Conflit concernant les travailleurs au coin d’une rue de Francfort : une solution s’impose !
À Ostende, à Francfort, les demandeurs d'emploi attendent un emploi tandis que les habitants se plaignent de la situation. Mesures prévues au sein du conseil consultatif local.

Conflit concernant les travailleurs au coin d’une rue de Francfort : une solution s’impose !
Un matin froid de novembre à Francfort, plus précisément à Ostende : il est peu après six heures et deux hommes et une femme se tiennent par terre au coin d'une rue avec leurs sacs à dos. Ils recherchent du travail, un phénomène devenu monnaie courante dans la région. Fort FAZ Tous les trois n'ont pas une bonne connaissance de l'allemand, l'un d'eux parle un peu anglais et vient de Moldavie. Malgré le temps glacial, ils sont prêts à accepter n’importe quel travail pour gagner un peu d’argent.
Pour beaucoup d’entre eux, la recherche d’un emploi s’éternise souvent jusqu’à l’après-midi.
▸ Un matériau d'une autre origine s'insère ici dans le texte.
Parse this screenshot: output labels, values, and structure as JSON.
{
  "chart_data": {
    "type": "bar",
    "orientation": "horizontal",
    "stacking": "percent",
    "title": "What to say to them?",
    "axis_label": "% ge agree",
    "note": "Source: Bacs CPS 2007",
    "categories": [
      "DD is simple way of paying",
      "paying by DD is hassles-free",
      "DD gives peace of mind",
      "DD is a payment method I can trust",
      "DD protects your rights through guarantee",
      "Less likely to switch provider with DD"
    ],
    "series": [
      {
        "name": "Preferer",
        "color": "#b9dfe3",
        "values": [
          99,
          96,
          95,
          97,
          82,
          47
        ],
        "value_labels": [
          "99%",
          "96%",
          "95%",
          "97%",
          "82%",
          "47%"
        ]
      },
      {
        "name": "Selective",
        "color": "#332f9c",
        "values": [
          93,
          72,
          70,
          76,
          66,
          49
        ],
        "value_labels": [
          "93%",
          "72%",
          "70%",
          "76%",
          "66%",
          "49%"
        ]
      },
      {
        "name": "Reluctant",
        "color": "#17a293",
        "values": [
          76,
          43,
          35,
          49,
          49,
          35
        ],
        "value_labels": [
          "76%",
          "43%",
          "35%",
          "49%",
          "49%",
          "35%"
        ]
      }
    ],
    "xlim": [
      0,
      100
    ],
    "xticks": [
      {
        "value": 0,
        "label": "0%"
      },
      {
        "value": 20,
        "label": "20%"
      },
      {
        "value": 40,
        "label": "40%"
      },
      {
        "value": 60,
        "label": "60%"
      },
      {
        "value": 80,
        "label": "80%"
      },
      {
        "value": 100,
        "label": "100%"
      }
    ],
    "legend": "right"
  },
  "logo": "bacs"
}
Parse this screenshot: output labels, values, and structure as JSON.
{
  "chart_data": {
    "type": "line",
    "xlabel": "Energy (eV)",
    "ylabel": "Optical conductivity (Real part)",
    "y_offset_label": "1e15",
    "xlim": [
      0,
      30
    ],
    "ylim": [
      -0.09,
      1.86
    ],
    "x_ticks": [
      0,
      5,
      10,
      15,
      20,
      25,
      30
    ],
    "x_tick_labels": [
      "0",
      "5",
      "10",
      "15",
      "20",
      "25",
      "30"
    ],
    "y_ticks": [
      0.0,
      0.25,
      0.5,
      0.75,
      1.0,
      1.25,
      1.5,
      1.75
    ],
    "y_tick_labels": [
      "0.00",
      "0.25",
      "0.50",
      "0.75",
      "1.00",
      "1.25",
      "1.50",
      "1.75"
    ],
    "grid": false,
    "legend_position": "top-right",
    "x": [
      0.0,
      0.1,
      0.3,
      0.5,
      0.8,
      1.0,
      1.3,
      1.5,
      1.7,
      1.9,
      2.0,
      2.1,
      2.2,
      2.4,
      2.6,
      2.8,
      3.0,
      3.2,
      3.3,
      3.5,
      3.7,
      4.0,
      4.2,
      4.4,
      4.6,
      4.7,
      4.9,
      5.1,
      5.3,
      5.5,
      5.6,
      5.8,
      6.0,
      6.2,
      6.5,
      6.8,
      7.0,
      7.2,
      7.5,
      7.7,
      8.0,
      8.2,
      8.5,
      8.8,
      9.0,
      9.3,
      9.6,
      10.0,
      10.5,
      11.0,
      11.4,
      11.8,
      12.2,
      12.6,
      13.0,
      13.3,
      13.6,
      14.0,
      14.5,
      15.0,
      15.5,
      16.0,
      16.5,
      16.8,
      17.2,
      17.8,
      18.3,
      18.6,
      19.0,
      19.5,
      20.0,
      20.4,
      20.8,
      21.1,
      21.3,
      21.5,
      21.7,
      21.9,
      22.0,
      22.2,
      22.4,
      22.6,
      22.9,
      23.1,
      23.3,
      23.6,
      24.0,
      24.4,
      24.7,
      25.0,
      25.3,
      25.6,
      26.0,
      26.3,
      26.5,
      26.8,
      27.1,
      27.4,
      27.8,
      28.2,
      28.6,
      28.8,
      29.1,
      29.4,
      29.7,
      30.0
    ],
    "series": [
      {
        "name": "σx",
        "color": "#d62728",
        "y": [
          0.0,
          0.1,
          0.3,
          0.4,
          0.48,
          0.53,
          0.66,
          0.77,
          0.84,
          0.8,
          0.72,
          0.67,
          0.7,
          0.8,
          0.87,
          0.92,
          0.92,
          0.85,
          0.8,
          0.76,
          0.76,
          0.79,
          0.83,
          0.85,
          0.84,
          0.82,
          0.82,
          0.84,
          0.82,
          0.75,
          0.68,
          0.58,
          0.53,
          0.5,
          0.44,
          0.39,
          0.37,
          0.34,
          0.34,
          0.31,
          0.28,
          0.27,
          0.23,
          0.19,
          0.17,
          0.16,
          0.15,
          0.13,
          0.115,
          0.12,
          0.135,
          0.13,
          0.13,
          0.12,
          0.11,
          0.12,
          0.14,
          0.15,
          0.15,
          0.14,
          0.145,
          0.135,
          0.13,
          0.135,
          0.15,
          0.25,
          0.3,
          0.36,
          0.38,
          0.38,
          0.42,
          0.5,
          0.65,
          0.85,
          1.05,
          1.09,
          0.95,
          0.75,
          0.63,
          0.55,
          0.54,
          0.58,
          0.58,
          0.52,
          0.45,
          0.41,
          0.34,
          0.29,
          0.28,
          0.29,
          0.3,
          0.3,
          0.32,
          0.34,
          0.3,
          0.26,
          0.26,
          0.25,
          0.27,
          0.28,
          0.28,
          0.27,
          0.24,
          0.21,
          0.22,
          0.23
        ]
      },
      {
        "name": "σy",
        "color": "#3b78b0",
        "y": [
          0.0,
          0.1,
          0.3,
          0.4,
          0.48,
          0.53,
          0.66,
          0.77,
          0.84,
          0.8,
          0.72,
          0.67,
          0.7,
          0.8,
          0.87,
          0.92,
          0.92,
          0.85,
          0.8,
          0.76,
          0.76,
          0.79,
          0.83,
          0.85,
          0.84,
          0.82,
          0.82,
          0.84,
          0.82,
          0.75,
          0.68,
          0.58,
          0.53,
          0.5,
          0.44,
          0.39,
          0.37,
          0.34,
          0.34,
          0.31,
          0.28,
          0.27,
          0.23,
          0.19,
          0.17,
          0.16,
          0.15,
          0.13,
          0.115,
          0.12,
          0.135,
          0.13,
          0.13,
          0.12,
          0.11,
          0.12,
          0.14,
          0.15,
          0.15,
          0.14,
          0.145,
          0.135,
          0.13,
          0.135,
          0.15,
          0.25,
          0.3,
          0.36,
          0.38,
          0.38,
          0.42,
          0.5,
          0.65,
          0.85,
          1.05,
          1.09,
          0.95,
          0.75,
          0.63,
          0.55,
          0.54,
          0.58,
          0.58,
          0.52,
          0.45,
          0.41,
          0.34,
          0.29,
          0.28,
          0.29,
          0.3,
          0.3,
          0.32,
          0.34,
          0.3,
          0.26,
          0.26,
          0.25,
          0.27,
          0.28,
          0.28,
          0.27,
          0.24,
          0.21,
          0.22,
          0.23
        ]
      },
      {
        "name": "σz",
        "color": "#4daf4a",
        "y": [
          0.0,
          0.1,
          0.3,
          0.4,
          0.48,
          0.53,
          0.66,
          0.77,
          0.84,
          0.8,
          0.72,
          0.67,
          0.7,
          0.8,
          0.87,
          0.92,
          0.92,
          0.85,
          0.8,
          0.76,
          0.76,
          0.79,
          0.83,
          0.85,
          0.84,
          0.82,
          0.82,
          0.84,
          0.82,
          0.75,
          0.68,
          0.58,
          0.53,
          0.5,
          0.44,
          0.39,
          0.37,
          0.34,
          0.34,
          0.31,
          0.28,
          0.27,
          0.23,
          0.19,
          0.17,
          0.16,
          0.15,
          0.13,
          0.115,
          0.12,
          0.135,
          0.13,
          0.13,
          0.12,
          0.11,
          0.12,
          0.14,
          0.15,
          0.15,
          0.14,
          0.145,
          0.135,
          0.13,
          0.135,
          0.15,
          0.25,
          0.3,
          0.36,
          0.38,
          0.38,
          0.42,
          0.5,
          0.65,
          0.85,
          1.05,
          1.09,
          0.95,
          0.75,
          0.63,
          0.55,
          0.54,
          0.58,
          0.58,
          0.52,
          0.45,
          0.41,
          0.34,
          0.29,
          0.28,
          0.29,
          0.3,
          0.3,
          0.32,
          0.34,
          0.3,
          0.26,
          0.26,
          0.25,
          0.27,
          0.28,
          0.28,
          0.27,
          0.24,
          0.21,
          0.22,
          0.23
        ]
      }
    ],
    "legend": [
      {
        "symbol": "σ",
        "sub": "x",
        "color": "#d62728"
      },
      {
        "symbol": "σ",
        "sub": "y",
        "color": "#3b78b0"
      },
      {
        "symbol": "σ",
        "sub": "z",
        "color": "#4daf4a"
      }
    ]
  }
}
La situation actuelle a une tradition : depuis son ouverture en 1912, l'Osthafen est un lieu où les demandeurs d'emploi viennent espérant des opportunités. Il y avait ici une agence pour l'emploi qui s'occupait du recrutement. Cependant, cela a pris fin dans les années 1980. Depuis lors, il n’y a pas eu de soutien comparable, ce qui a provoqué la frustration de ceux qui le recherchaient.
La situation sociale à Ostende
Les plaintes des habitants concernant la situation se multiplient. En août, les démocrates-chrétiens du conseil local ont demandé un rapport sur la qualité de vie dans la région, altérée par l'attente constante. Cela conduit souvent à une atmosphère tendue et à des insultes entre ceux qui attendent et les résidents. Les Verts et le SPD réclament donc également une solution qui tienne compte de la situation difficile.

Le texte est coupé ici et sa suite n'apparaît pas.